26 Ocak 2008 Cumartesi

A BLOK ANILARI (KIŞ 1983)

Herkes birbirinin yüzünü görmeden muhabbet ediyordu. Hatta onbeş nolu hücredeki Amasyalı dört ya da beş nolu hücredeki biriyle satranç oynuyordu.
Sayımlar burada koğuşun içinde alınıyordu. Koridor nöbetçisi er, sayım ekibi gelmeden bizi sayım vaziyetine geçiriyordu. Arkamız koridora dönük bekliyorduk. Sonra gardiyan hücre kapılarını açardı. Sonra sayım ekibi askerler marşlar eşliğinde nara atarak bir gürültüyle gelirlerdi. Sonra çavuş dikkat komutuyla birlikte istiklal marşının herhangi bir kıtasını oku komutu verirdi. Hep bir ağızdan başlanırdı okunmaya. Ben hiç bilmiyorum, şimdiye kadar da başımıza böyle bir şeyin geleceğini düşünmediğimizden, ezberlememiştim. Okuma işi bittikten sonra çavuş yeni komutunu veriyordu. Geriye dön, iki adım ileri marş. İki adım gittikten sonra, tekrar geriye dön komutu verirdi. Sonra çavuş koğuş mevcudunu söyleyerek görüş için nöbetçi subaya arz ederdi. Çavuş sonra say komutu verirdi. Bir nolu hücredeki; bir, en son hücredeki de sondur komutan' im derdi. Çavuş yerlerinize marş komutuyla herkes hücrelerine girer, kapılar kapanır ve sayım biterdi.
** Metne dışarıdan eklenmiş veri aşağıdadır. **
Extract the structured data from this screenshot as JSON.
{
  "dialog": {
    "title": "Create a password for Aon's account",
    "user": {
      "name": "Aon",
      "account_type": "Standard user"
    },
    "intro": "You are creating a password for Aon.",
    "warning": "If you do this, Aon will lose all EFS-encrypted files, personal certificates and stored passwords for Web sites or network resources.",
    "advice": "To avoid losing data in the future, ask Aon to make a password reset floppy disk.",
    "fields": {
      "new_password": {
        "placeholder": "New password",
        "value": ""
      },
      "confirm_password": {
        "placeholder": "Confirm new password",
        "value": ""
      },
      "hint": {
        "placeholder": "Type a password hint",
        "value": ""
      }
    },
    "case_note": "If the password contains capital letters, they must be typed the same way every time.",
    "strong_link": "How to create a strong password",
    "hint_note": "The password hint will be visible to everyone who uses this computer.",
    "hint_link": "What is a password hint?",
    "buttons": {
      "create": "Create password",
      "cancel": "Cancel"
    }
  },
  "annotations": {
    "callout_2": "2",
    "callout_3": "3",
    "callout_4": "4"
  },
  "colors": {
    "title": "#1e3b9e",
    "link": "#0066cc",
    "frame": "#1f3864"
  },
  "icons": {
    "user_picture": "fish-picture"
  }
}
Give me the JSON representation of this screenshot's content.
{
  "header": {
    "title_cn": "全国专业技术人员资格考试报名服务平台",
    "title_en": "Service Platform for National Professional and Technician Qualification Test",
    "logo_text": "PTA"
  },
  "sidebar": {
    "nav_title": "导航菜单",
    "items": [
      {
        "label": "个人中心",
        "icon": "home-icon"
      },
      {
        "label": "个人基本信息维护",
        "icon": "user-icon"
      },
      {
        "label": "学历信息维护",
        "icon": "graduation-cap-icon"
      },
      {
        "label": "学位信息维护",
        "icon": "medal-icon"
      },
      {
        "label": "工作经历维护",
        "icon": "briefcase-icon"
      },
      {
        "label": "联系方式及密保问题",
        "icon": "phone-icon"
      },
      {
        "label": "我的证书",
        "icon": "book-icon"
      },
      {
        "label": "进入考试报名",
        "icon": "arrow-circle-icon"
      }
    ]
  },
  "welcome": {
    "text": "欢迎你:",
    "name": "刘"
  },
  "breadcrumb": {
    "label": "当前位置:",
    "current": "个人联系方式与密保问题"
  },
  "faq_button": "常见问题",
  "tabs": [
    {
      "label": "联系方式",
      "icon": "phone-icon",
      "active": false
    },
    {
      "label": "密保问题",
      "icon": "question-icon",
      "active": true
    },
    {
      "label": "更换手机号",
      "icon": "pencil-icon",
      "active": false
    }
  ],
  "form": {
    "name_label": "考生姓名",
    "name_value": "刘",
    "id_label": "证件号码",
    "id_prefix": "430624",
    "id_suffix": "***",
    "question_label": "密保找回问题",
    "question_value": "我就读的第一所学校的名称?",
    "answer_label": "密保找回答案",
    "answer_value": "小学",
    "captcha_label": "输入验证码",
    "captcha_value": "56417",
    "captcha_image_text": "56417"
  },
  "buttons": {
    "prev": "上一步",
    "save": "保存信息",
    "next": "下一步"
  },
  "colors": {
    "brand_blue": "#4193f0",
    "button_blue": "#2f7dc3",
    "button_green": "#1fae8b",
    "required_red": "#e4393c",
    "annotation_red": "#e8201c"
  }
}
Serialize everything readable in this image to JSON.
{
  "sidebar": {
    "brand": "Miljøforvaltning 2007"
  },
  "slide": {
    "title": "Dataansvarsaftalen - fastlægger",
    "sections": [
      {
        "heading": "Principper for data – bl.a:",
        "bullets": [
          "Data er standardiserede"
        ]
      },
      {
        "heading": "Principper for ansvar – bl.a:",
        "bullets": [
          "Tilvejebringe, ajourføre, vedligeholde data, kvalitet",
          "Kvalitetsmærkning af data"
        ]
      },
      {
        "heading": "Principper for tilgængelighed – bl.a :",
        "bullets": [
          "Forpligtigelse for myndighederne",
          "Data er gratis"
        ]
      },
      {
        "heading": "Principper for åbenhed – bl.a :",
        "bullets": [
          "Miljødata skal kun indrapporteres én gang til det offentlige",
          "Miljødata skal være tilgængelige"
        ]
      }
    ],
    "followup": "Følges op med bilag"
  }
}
Böylece iki yıl sürece hücre yaşantım başlamış oldu.

Birkaç gün seslerden, kimin kim olduğunu ve tecrit işleyişini öğrenerek geçti. En çok sesi çıkan on beş nolu tecrit deki

Amasyalı arkadaştı. Arada bana sesleniyordu, okuyacak kitap verebilirim diyordu. Kitapları nöbetçi er’lerle gönderiyorlardı. Her er değil tabii ki. Onlar öğrenmişler kime güveneceklerini. Her nöbetçi er’de konuşmuyordu zaten. Onlara kesin talimat veriyorlardı, Tutuklularla konuşmayacaksınız diye. Ancak bazı er’ler bizlere güvendiklerinden küçük kaçamaklar yapıyorlardı. Bu da bizleri mutlu ediyordu.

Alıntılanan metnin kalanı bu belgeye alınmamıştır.